On 1 August 2018, the government of the Democratic Republic of Congo (DRC) declared an outbreak of Ebola virus in Mangina, North Kivu Province. Four cases of Ebola had been confirmed by laboratory testing, and 20 people had died of hemorrhagic fever in the area. Ongoing insecurity in the area may impede access to information and appropriate care for those who need it. People in the affected communities urgently need information about how to keep their families safe from the disease, how to spot early symptoms, and where to go for help.
DRC is one of the most linguistically diverse countries in the world, with more than 200 languages. At least seven languages are spoken in Beni Territory, where Mangina is located. Swahili is the lingua franca, but local residents speak a range of languages as their mother tongues. Nande (78 percent) and Mbuba (20 percent) are the most prevalent, but may not be understood by others. French is spoken by an educated minority. Literacy levels are low: One-third of women nationally cannot read, making verbal and visual communication especially important. Key languages across the border in Uganda include Swahili, Nyankore, Konzo (a variety of Nande) and Tooro.
In times of need, communication with communities is key. Yet emergencies can strain local communication infrastructure, and those who provide language services may themselves be affected.

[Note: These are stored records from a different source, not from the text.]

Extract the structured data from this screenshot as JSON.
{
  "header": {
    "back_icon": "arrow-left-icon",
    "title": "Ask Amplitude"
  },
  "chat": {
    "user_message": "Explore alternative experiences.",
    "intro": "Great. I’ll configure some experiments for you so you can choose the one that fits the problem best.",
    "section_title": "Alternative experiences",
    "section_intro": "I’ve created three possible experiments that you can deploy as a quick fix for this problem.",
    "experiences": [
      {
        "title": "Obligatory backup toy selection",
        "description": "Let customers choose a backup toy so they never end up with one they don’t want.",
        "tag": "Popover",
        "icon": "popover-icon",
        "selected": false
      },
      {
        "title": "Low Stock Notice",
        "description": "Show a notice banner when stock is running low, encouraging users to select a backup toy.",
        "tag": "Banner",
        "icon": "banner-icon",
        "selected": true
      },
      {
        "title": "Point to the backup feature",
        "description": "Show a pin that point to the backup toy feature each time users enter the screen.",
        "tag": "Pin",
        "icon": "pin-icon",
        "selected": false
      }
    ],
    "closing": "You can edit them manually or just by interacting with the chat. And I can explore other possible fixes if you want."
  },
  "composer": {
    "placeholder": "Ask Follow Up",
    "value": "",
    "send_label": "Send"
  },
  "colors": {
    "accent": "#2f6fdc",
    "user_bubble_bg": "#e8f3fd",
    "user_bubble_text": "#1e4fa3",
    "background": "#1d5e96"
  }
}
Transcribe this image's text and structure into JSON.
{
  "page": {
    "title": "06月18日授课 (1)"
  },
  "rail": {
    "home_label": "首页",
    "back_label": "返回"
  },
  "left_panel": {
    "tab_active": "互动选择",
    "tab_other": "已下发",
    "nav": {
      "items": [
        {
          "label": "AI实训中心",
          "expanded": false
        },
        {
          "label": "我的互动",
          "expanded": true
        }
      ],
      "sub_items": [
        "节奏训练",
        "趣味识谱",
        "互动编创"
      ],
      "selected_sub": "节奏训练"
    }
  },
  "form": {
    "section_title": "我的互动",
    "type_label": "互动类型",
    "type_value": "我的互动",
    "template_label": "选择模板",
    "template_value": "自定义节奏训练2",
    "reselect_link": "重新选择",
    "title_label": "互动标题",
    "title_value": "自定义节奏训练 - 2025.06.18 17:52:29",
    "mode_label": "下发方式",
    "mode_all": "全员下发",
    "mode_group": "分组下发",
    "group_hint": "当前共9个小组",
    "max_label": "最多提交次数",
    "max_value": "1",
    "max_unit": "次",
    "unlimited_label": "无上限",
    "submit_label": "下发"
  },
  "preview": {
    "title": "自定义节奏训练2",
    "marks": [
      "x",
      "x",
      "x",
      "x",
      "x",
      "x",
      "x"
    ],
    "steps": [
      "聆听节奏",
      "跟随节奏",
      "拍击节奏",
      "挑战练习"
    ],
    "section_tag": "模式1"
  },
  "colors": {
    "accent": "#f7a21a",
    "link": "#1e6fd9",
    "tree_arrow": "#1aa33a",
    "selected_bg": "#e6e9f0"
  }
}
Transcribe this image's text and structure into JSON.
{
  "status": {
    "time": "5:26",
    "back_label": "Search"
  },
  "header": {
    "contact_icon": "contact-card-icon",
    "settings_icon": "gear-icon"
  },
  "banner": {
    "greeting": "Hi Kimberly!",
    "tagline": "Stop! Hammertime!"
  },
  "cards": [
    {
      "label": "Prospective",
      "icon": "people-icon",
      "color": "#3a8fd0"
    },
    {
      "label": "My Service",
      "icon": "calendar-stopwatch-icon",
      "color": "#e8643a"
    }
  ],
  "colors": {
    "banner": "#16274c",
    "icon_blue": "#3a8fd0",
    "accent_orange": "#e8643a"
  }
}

To alleviate suffering and contribute to rapid recovery, it is important to get life-saving information to communities quickly, including through radio broadcasts and mobile technology, in the languages of those affected. To ensure understanding among less educated individuals and second-language speakers, communication should be short, simple, and clearly illustrated. Important information — including how to access services and where to report abuse — should be provided in plain language, absent of jargon, and with pictures when possible.